The government has had power to deal with the expansion of credit. We had the figures the other day as to what that amounts to. It has also power to exercise certain controls. The criticism generally has been on the price of foods, although many other things enter into the cost of living. In recent days the chief criticism has been about prices. The government has maintained a type of control on the farm prices of foodstuffs, but it has not maintained controls on the costs of producing those foodstuffs. The result is that the production of certain foods in Canada has gone down. That is directly attributable in a large part to these policies. On December 19 last I read into the record a brief statement showing the effect of these policies on production in Canada; it will be found on page 521 of Hansard of that date.
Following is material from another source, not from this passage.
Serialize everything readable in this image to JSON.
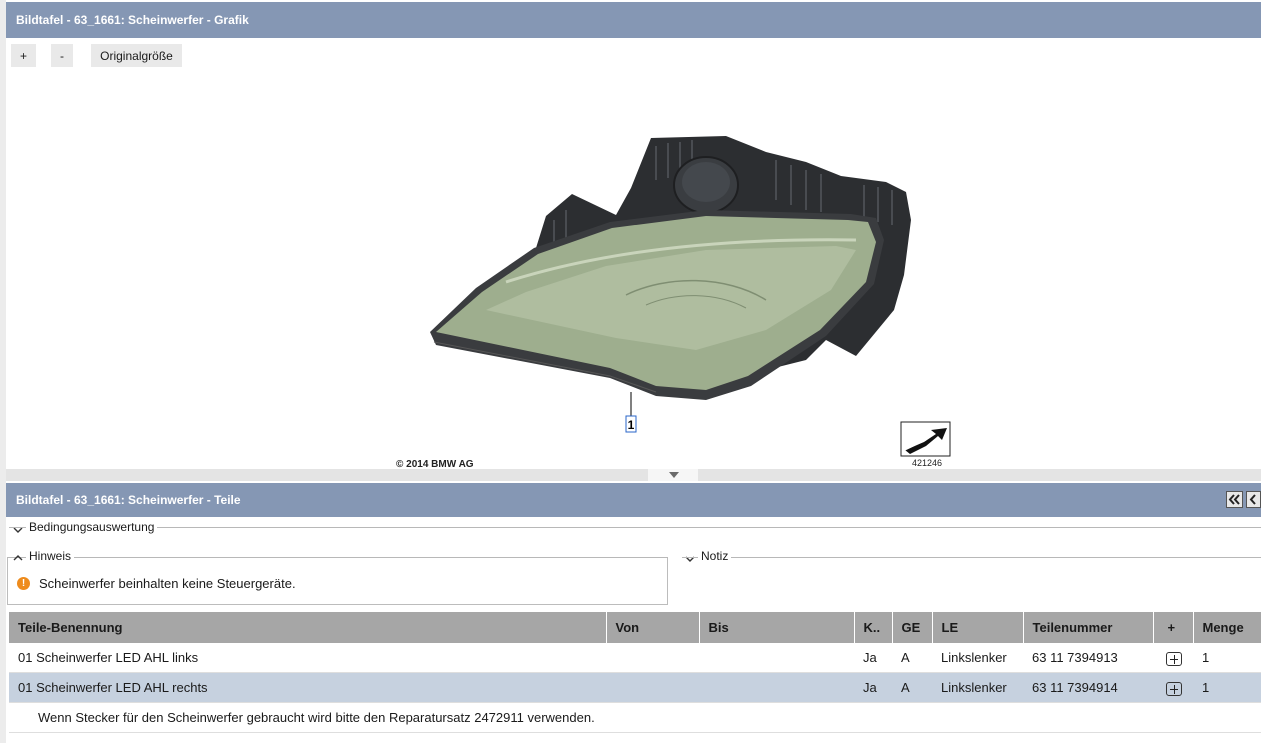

I should like to take a moment to refer to it again. The number of hogs on farms in Canada in 1913 was
4,968,000; in 1946 it had dropped to 1,771,000, or about one-third. In respect of meat, one thing on which controls have been retained, the total dressed and inspected in 1943 was 2,200 million pounds, while1 in 1947 it was only 1,290 million pounds. Cheese production in 1942 was 207,000,000 pounds. That was not a typical year. It was a good year; more was produced that year than in some other years, and a normal figure would be somewhat lower. In 1947, however, cheese production was only 118,000,000 pounds. I think in only one or two major agricultural items has production been maintained. At that time I also referred to the reduction in the acreage of feed grains, which are used for the production of this type of human food.
These are the facts. As to the extent to which government policy is responsible for this condition there may be some differences of opinion. There is no difference of opinion in the minds of the farmers, however. They have lost confidence in the farm price policies of this government, so they have to the extent I have shown, gone out of the production of these things.
What are the consequences of these rapidly rising prices, the condition we call inflation, the condition which in earlier years the government was said to be seeking at all times to prevent, the condition which has now gotten beyond its control? Let me mention some of the immediate effects and then some of the long term effects. One immediate effect is the virtual confiscation of a considerable part of the savings of the people. When a man's dollar is made worth only 50 or 60 cents, or on the basis of the official figures 66 cents, a vast number of people suffer. Another immediate effect is a lessening of the real value of pensions and all other fixed incomes. A third effect is the loss occasioned to all people who, when spending a dollar, find it is worth only 50 or 60 or 66 cents. Their feeling is very easy to comprehend. A fourth effect is a reduction in the standard of health and nutrition. When you have many people barely able to maintain health and nutrition, and perhaps many unable to do so, a reduction in the value of the dollar to 60 or 66 cents will force them far below a decent standard of living. Another effect is the stress and strain of wage disputes, when workers find their money will not buy as much as it once did. Finally there is the rise in production costs of all goods, which again expresses itself in the increasing difficulty of people with low incomes to buy enough to give themselves a reasonable standard of health and of living.
As to the long term consequences I shall
mention four or five of them. First, confidence in the future is destroyed. Business hesitates to expand.